Thursday, 8 August 2013

Thursday 8th August 2013

This morning I was up at 0630 to decide if we would go to Auster rookery today. The weather was pretty dodgy and I was going to call it off as the wind was nearly thirty knots. Luc was insistent it should drop and it could be completely different ninety kilometres up the coast. To go all that way to take photography you want to have blue sky and little wind but in the end we decided to give it a crack. We got our selves organised and at 0730 John, Luc, Keldyn and I headed off up to Auster in the blue Hag. Justin and Lloyd departed later on quad bikes.

It was quite a long trip out in the Hugglunds and nearly all the way was deep Sastrugi which we were running perpendicular with making for a very uncomfortable ride. The consolation was there were many fantastic ice bergs along the way with fantastic shapes and large caves to see. Along the way we saw quite a few Emperor penguins just wandering around. I guess they may have had access to the ocean through a tide crack or maybe they were just lost?

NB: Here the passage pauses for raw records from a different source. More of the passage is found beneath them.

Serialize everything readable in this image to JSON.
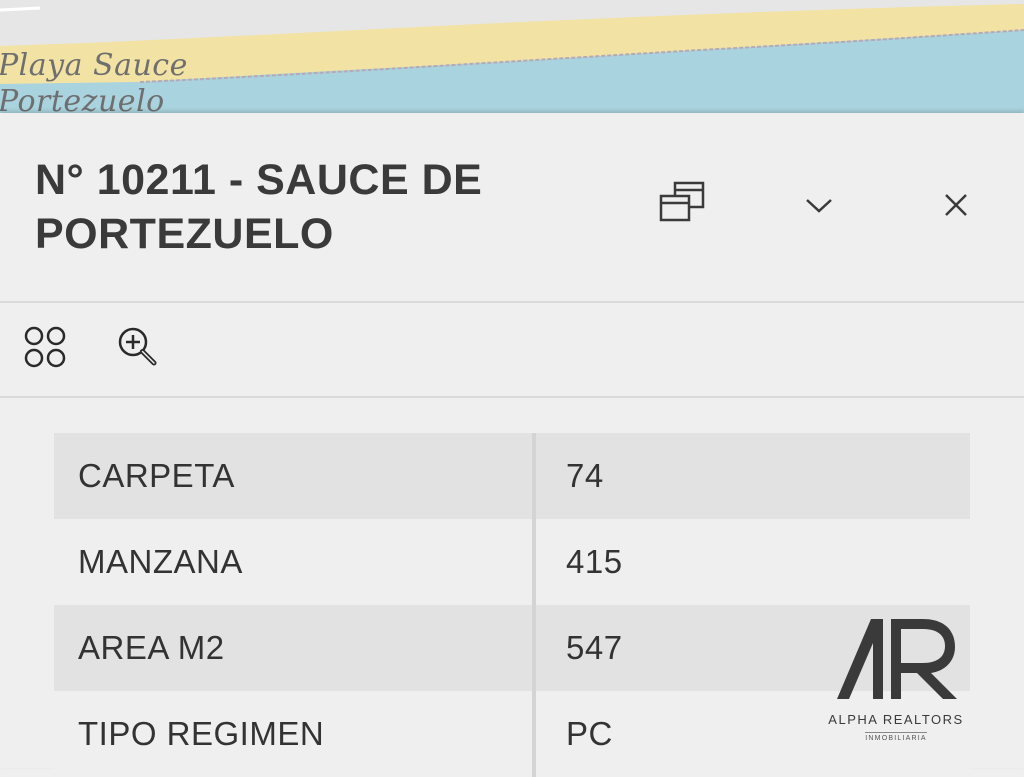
{
  "map": {
    "labels": [
      "Playa Sauce",
      "Portezuelo"
    ]
  },
  "panel": {
    "title": "N° 10211 - SAUCE DE PORTEZUELO",
    "buttons": {
      "dock": "dock-icon",
      "collapse": "chevron-down-icon",
      "close": "close-icon"
    },
    "toolbar": {
      "related": "related-features-icon",
      "zoom": "zoom-in-icon"
    }
  },
  "attributes": [
    {
      "key": "CARPETA",
      "value": "74"
    },
    {
      "key": "MANZANA",
      "value": "415"
    },
    {
      "key": "AREA M2",
      "value": "547"
    },
    {
      "key": "TIPO REGIMEN",
      "value": "PC"
    }
  ],
  "watermark": {
    "name": "ALPHA REALTORS",
    "subtitle": "INMOBILIARIA"
  },
  "colors": {
    "sea": "#a9d3de",
    "sand": "#f2e2a4",
    "land": "#e6e6e6",
    "text": "#333333"
  }
}
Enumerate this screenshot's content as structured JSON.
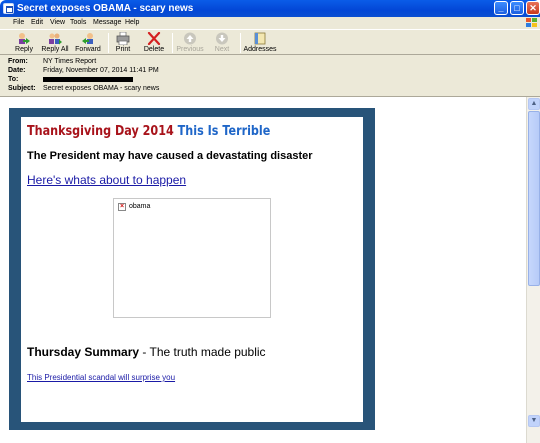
{
  "window": {
    "title": "Secret exposes OBAMA - scary news",
    "minimize_glyph": "_",
    "maximize_glyph": "□",
    "close_glyph": "✕"
  },
  "menu": [
    "File",
    "Edit",
    "View",
    "Tools",
    "Message",
    "Help"
  ],
  "toolbar": {
    "reply": "Reply",
    "reply_all": "Reply All",
    "forward": "Forward",
    "print": "Print",
    "delete": "Delete",
    "previous": "Previous",
    "next": "Next",
    "addresses": "Addresses"
  },
  "header": {
    "from_label": "From:",
    "from_value": "NY Times Report",
    "date_label": "Date:",
    "date_value": "Friday, November 07, 2014 11:41 PM",
    "to_label": "To:",
    "subject_label": "Subject:",
    "subject_value": "Secret exposes OBAMA - scary news"
  },
  "email": {
    "headline_red": "Thanksgiving Day 2014",
    "headline_blue": "This Is Terrible",
    "subhead": "The President may have caused a devastating disaster",
    "link_main": "Here's whats about to happen",
    "image_alt": "obama",
    "summary_bold": "Thursday Summary",
    "summary_rest": " - The truth made public",
    "link_small": "This Presidential scandal will surprise you"
  },
  "colors": {
    "frame": "#285479",
    "headline_red": "#a8131b",
    "headline_blue": "#1f66c8",
    "link": "#1a1aa6"
  }
}
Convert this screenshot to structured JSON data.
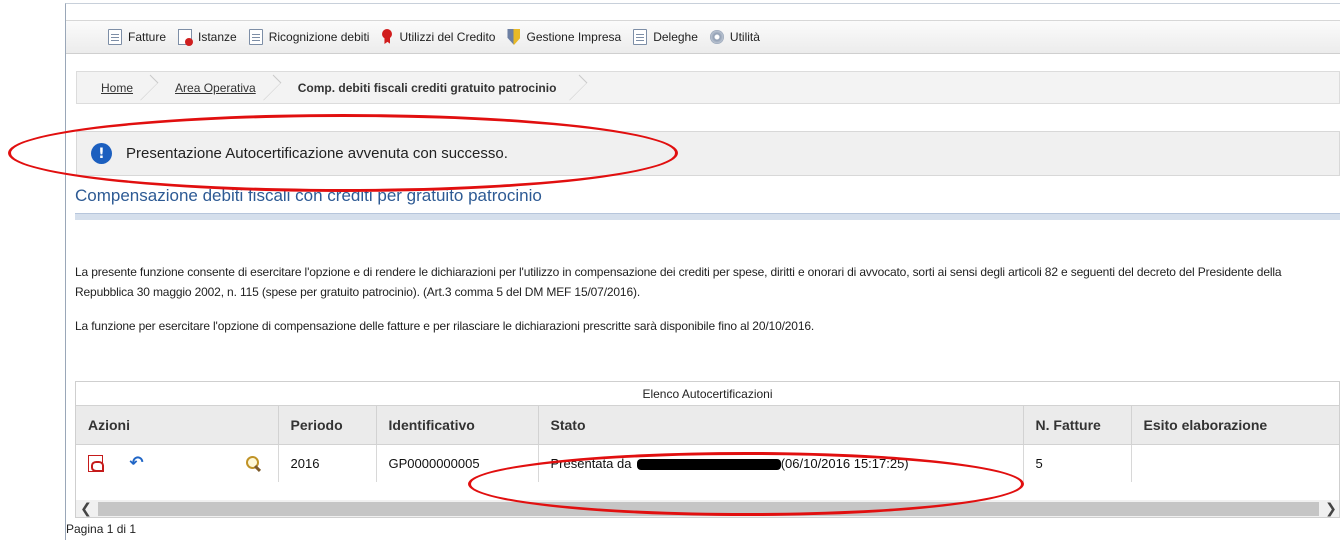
{
  "menu": {
    "items": [
      {
        "label": "Fatture",
        "icon": "document-icon"
      },
      {
        "label": "Istanze",
        "icon": "document-red-icon"
      },
      {
        "label": "Ricognizione debiti",
        "icon": "document-icon"
      },
      {
        "label": "Utilizzi del Credito",
        "icon": "ribbon-icon"
      },
      {
        "label": "Gestione Impresa",
        "icon": "shield-icon"
      },
      {
        "label": "Deleghe",
        "icon": "document-icon"
      },
      {
        "label": "Utilità",
        "icon": "gear-icon"
      }
    ]
  },
  "breadcrumb": {
    "home": "Home",
    "area": "Area Operativa",
    "current": "Comp. debiti fiscali crediti gratuito patrocinio"
  },
  "message": {
    "text": "Presentazione Autocertificazione avvenuta con successo.",
    "icon": "info-icon"
  },
  "page": {
    "title": "Compensazione debiti fiscali con crediti per gratuito patrocinio",
    "description_1": "La presente funzione consente di esercitare l'opzione e di rendere le dichiarazioni per l'utilizzo in compensazione dei crediti per spese, diritti e onorari di avvocato, sorti ai sensi degli articoli 82 e seguenti del decreto del Presidente della Repubblica 30 maggio 2002, n. 115 (spese per gratuito patrocinio). (Art.3 comma 5 del DM MEF 15/07/2016).",
    "description_2": "La funzione per esercitare l'opzione di compensazione delle fatture e per rilasciare le dichiarazioni prescritte sarà disponibile fino al 20/10/2016."
  },
  "table": {
    "caption": "Elenco Autocertificazioni",
    "headers": {
      "azioni": "Azioni",
      "periodo": "Periodo",
      "identificativo": "Identificativo",
      "stato": "Stato",
      "n_fatture": "N. Fatture",
      "esito": "Esito elaborazione"
    },
    "rows": [
      {
        "periodo": "2016",
        "identificativo": "GP0000000005",
        "stato_prefix": "Presentata da",
        "stato_suffix": "(06/10/2016 15:17:25)",
        "n_fatture": "5",
        "esito": ""
      }
    ]
  },
  "pager": {
    "text": "Pagina 1 di 1"
  },
  "colors": {
    "title": "#2d5a94",
    "annotation": "#e10f0f",
    "info": "#1c5fbf"
  }
}
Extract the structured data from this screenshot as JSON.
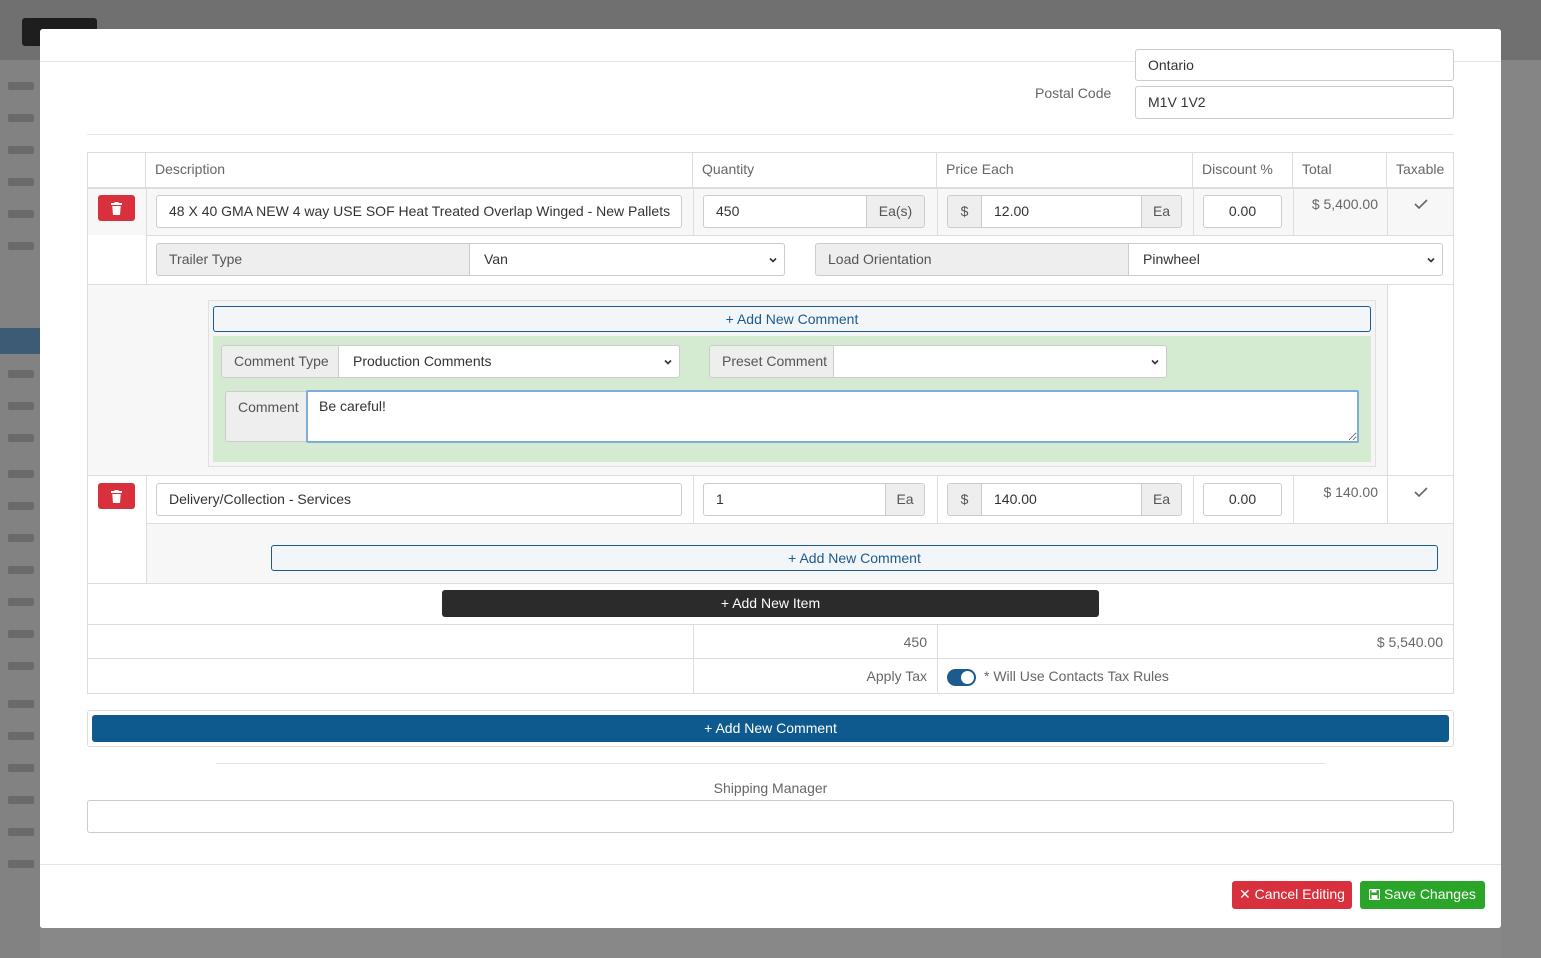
{
  "address": {
    "province_value": "Ontario",
    "postal_code_label": "Postal Code",
    "postal_code_value": "M1V 1V2"
  },
  "table": {
    "headers": [
      "Description",
      "Quantity",
      "Price Each",
      "Discount %",
      "Total",
      "Taxable"
    ],
    "items": [
      {
        "description": "48 X 40 GMA NEW 4 way USE SOF Heat Treated Overlap Winged - New Pallets",
        "quantity": "450",
        "quantity_unit": "Ea(s)",
        "currency": "$",
        "price": "12.00",
        "price_unit": "Ea",
        "discount": "0.00",
        "total": "$ 5,400.00"
      },
      {
        "description": "Delivery/Collection - Services",
        "quantity": "1",
        "quantity_unit": "Ea",
        "currency": "$",
        "price": "140.00",
        "price_unit": "Ea",
        "discount": "0.00",
        "total": "$ 140.00"
      }
    ],
    "trailer_type_label": "Trailer Type",
    "trailer_type_value": "Van",
    "load_orientation_label": "Load Orientation",
    "load_orientation_value": "Pinwheel",
    "add_comment_label": "Add New Comment",
    "comment_type_label": "Comment Type",
    "comment_type_value": "Production Comments",
    "preset_comment_label": "Preset Comment",
    "preset_comment_value": "",
    "comment_label": "Comment",
    "comment_value": "Be careful!",
    "add_item_label": "Add New Item",
    "total_quantity": "450",
    "grand_total": "$ 5,540.00",
    "apply_tax_label": "Apply Tax",
    "apply_tax_on": true,
    "tax_note": "* Will Use Contacts Tax Rules"
  },
  "main_add_comment_label": "Add New Comment",
  "shipping_manager_label": "Shipping Manager",
  "shipping_manager_value": "",
  "footer": {
    "cancel_label": "Cancel Editing",
    "save_label": "Save Changes"
  },
  "colors": {
    "danger": "#d9303e",
    "primary": "#0e5a8e",
    "success": "#2aa52a",
    "comment_bg": "#d4ebd1",
    "dark": "#2b2b2b"
  }
}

When we finally arrived Justin and Lloyd were already there. The birds have now formed one large group and there were lots of single stragglers just wandering about or sanding or laying around. As soon as they sore us they came wandering up towards us stopping about a meter away just to look at us. They are so funny; they will just stand there for ages. Some get bored and flap their flippers and wander off squawking. I slowly moved towards the main group to get photos of the chicks but as soon as you stop all the single stragglers just wander in forming a wall between you and the main group.

They are totally non aggressive but their caring instinct is to protect the eggs and chicks at all cost. Using my telephoto lens I was able to zoom in quite close and get some good shots of the chicks. Many of them were feeding regularly from the parent that hasn't eaten for several months and some chicks were more persistent and louder than others. I looked back at my camera case and tripod I left quite a distance behind and they were surrounded by curious birds.

For ages I just lied on my side or back and watched all the birds surrounding me. I had forgotten how tremendous this place is. Last time we had extreme temperatures around minus twenty five and it was difficult to take photos while this time it was a mild minus ten, blue sky and zero wind, perfect conditions and you couldn't ask for more.

We stayed for about three hours before we had to reluctantly drag our selves away to make the long trip home before dusk. I am told there are a few penguin biologists who want to close this rookery to everyone but themselves like most other breeding rookery's down here. That would be so selfish and such a crying shame if this were to happen as this rookery has been visited since its discovery around 1956 and the penguins are not phased at all from cautious well behaved visitors and you can tell the birds actually enjoy the visits as I think it is a distraction to their daily monotonous life during the breeding season. If the fun police take away many more privileges from the expeditioners who give up their lives and risk wintering for flag and country, then there will come a time when no one will want to apply for a job to come down here.

We departed the colony a little behind schedule around 1345 only to stop at Macey hut to drop of a generator. As rough as it was on the trip home I managed to sleep most of the way. I usually don't like to miss a thing but if I'm not driving the Hag I always tend to get a wobbly head on the trip home.

When we arrived on the station we unloaded and refuelled the Hag and headed on back to the red shed for a hot shower and a feed only to hear the Doc had had a bad fall from his quad and a SAR had to be initiated to recover him and take him back to the hospital for urgent medical treatment. The poor bugga had broken his nose and maybe his cheek bones as well but the x-rays confirmed everything else was all right. At seventy something I take my hat off to the guy as he runs rings around people half his age but this really knocked him around a bit. He looked terrible with a smashed nose and two black puffy eyes and I imagine every bone and muscle aching. It was a wakeup call for everybody and we are so lucky it wasn't worse than it was.

 Get well quickly Lloyd as you are my favourite Doc !!


  1. Hey Mate, really enjoyed these photos and your explaination on thier behaviour, are the single ones protecting the others?? are curious??.
    When do you return?

    1. Hi mate, you should tell me who I am talking to?
      I think all the single penguins are either male or female that are too young to breed, infertile or didn't find a mate or lost there egg or chick or maybe they are just hanging around for company, moral support or to protect the colony?
      The singles will try and sit on old frozen eggs and will try and look after a lost or dead chick too. This colony is about 50 miles from the edge of the sea ice so it's a long way from food.

  2. Arthur Blackwell12 August 2013 at 19:59

    Hi Craig

    Pass on to the 'Doc' my best wishes and hope he recovers ok.

    Cheers Arthur Blackwell

    1. The Doc is recovering just fine. Still a bit black and bruised but up and about and eating well. Can't keep a good man down as they say.



  3. So sorry to hear of the Doc's fall hope he is fit again soon. Just love these photos how wonderful to see them .Mum.x

  4. National Geographic quality photo's Craig. Well done.